Financial Disclosure: The law requires all public officers to declare their income, assets, and liabilities to their “responsible commission” (for example, the Parliamentary Service Commission in the case of members of parliament) every two years. Public officers must also include the income, assets, and liabilities of their spouses and dependent children younger than 18. Failure to submit the declaration as required by law or providing false or misleading information is punishable by a substantial fine or imprisonment for a term not exceeding one year or both. Information contained in these declarations was not readily available to the public, and the relevant commission must approve requests to obtain and publish this information. Any person who publishes or otherwise makes public information contained in public officer declarations without such permission may be subject to imprisonment for up to five years, a fine, or both. Authorities also required police officers undergoing vetting to file financial disclosure reports for themselves and their immediate family members. These reports were publicly available.

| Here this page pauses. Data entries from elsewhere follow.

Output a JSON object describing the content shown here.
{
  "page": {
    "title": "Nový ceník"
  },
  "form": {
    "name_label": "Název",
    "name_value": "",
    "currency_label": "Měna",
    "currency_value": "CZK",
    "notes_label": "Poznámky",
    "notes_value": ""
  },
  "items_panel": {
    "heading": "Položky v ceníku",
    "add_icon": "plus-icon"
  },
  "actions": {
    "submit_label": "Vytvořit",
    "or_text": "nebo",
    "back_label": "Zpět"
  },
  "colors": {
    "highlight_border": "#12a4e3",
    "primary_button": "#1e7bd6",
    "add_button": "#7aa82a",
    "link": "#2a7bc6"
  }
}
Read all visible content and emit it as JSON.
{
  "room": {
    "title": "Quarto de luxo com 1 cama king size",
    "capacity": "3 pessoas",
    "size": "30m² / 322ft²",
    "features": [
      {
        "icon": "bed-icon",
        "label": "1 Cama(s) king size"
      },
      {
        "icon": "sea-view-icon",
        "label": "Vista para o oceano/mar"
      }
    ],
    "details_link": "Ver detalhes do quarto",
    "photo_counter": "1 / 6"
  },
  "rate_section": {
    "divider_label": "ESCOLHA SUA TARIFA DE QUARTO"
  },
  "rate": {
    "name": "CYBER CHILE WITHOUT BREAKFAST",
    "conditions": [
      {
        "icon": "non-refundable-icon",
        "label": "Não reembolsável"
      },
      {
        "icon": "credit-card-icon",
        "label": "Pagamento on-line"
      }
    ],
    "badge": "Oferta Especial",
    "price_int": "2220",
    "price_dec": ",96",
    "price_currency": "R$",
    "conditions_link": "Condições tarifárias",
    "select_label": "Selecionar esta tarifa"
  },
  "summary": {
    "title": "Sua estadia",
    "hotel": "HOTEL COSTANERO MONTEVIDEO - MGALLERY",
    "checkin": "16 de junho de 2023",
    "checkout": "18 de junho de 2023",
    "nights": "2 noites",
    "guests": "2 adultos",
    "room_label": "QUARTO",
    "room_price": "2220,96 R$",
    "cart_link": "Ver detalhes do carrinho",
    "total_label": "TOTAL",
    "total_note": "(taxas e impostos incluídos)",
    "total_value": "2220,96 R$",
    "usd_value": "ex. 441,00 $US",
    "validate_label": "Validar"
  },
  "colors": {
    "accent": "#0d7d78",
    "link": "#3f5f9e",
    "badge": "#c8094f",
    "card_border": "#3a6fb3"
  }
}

The law requires public officers to register potential conflicts of interest with the relevant commissions. The law identifies the interests public officials must register, including directorships in public or private companies, remunerated employment, securities holdings, and contracts for supply of goods or services, among others. The law requires candidates seeking appointment to nonelected public offices to declare their wealth, political affiliations, and relationships with other senior public officers. This requirement is in addition to background screening on education, tax compliance, leadership, and integrity. Many officials met these requirements and reported potential conflicts of interest. Authorities did not strictly enforce ethics rules relating to the receipt of gifts and hospitality by public officials.
There were no reported challenges to any declarations of wealth–which normally are not made public–filed by public officials. The requirement for asset and conflict of interest declarations was suspended by a 2018 Public Service Commission memo. The memo was issued after the commission’s engagement with government stakeholders indicated a need for clarity on completing the assets registry. The Public Service Commission’s suspension of the requirement led to inconsistency in the application of the directive, with some institutions requiring declarations while others did not.